Luiz Inacio Lula da Silva se impuso en la segunda vuelta de las elecciones presidenciales en Brasil, con 50,9% contra 49,1%, sobre el ultraderechista Jair Bolsonaro. Lula, un político experimentado, tiene ahora la tarea dar algún grado de conducción a los regímenes en crisis, en su país y en el continente.
El resultado fue estrecho, como ya se preveía. Pese a la estrategia de crear una amplia coalición política anti-Bolsonaro, que incluyó a una parte de la derecha brasileña, el triunfo de Lula obedece más a una nítida división social. Movilizó a las urnas a los más desposeídos del país frente a un adversario que ha capturado la imaginación de la mayor parte de las llamadas clases medias y a la burguesía.

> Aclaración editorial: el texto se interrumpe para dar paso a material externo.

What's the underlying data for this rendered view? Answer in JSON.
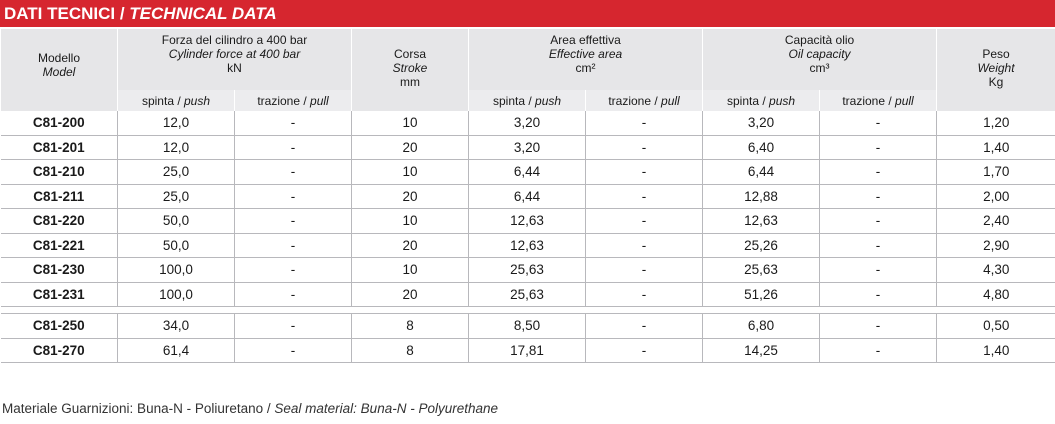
{
  "title": {
    "it": "DATI TECNICI / ",
    "en": "TECHNICAL DATA"
  },
  "header": {
    "model": {
      "it": "Modello",
      "en": "Model"
    },
    "force": {
      "it": "Forza del cilindro a 400 bar",
      "en": "Cylinder force at 400 bar",
      "unit": "kN"
    },
    "stroke": {
      "it": "Corsa",
      "en": "Stroke",
      "unit": "mm"
    },
    "area": {
      "it": "Area effettiva",
      "en": "Effective area",
      "unit": "cm²"
    },
    "oil": {
      "it": "Capacità olio",
      "en": "Oil capacity",
      "unit": "cm³"
    },
    "weight": {
      "it": "Peso",
      "en": "Weight",
      "unit": "Kg"
    },
    "push": {
      "it": "spinta / ",
      "en": "push"
    },
    "pull": {
      "it": "trazione / ",
      "en": "pull"
    }
  },
  "rows_group1": [
    [
      "C81-200",
      "12,0",
      "-",
      "10",
      "3,20",
      "-",
      "3,20",
      "-",
      "1,20"
    ],
    [
      "C81-201",
      "12,0",
      "-",
      "20",
      "3,20",
      "-",
      "6,40",
      "-",
      "1,40"
    ],
    [
      "C81-210",
      "25,0",
      "-",
      "10",
      "6,44",
      "-",
      "6,44",
      "-",
      "1,70"
    ],
    [
      "C81-211",
      "25,0",
      "-",
      "20",
      "6,44",
      "-",
      "12,88",
      "-",
      "2,00"
    ],
    [
      "C81-220",
      "50,0",
      "-",
      "10",
      "12,63",
      "-",
      "12,63",
      "-",
      "2,40"
    ],
    [
      "C81-221",
      "50,0",
      "-",
      "20",
      "12,63",
      "-",
      "25,26",
      "-",
      "2,90"
    ],
    [
      "C81-230",
      "100,0",
      "-",
      "10",
      "25,63",
      "-",
      "25,63",
      "-",
      "4,30"
    ],
    [
      "C81-231",
      "100,0",
      "-",
      "20",
      "25,63",
      "-",
      "51,26",
      "-",
      "4,80"
    ]
  ],
  "rows_group2": [
    [
      "C81-250",
      "34,0",
      "-",
      "8",
      "8,50",
      "-",
      "6,80",
      "-",
      "0,50"
    ],
    [
      "C81-270",
      "61,4",
      "-",
      "8",
      "17,81",
      "-",
      "14,25",
      "-",
      "1,40"
    ]
  ],
  "footnote": {
    "it": "Materiale Guarnizioni: Buna-N - Poliuretano / ",
    "en": "Seal material: Buna-N - Polyurethane"
  },
  "colors": {
    "title_bg": "#d6262f",
    "header_bg": "#e6e6e8",
    "rule": "#b8b8bc"
  }
}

Este hecho, más que lo pequeño de la ventaja electoral o los reveses en las elecciones parlamentarias y estatales, debería ser la primera alerta sobre de los problemas que enfrentará el gobierno de Lula a partir de su toma de posesión, el 1 de enero de 2023.
Se abre ahora un interregno en el que se ignora qué maniobras realizará Bolsonaro, quien se recluyó tras la derrota. Por lo pronto, Lula fue reconocido como ganador por el presidente de la cámara baja del Congreso, lo que significa que al menos una parte del régimen que había apoyado a Bolsonaro no estaría dispuesto a sumarse a eventuales aventuras del gobernante saliente.
Más importante aun, se supo pronto de señales de que el ejército reconocería la victoria de Lula, quien se tomó el tiempo de responder, con un ademán serio, un llamado telefónico a pocos instantes de dar su discurso de victoria. Se trataría, sin duda, de un mensaje que no podía esperar.
En su alocución, Lula enfatizó que Brasil regresaría a las políticas aplicadas durante sus mandatos y que buscaría retomar su papel en el concierto internacional. Ese plan, expuesto en esos términos, seguramente no será suficiente para proteger su gobierno de los embates políticos y económicos en el país, la región y el mundo.
En lo inmediato, la asunción de Lula significa una variación importante en el cuadro de fuerzas en el Sudamérica. De la ola derechista de la década recién pasada, sólo subsisten Uruguay, Paraguay y Ecuador. Los dos primeros dependen en todo sentido de Brasil y el tercero es demasiado pequeño para ejercer influencia.
Eso deja sólo al gobierno de Boric en Chile como aliado seguro de los intereses de Estados Unidos.
Y no habrá mucho margen de maniobra con respecto a los choques entre las grandes potencias mundiales. La agenda del grupo de países agrupados en el BRICS, Brasil, Rusia, India, China y Sudáfrica, está frente a nuevas definiciones, luego de la solicitud de ingreso a la coalición de Arabia Saudita.
En conjunto con México, una relación siempre difícil, Brasil podría, bajo un gobierno de Lula, ejercer un papel más decisivo en sostener los intereses de América Latina en medio de la crisis mundial.
De hecho, de la capacidad que demuestre Lula de ocupar ese rol, dependerá también su supervivencia política interna.
Porque, hoy por hoy, y más que nunca, lo local es lo global.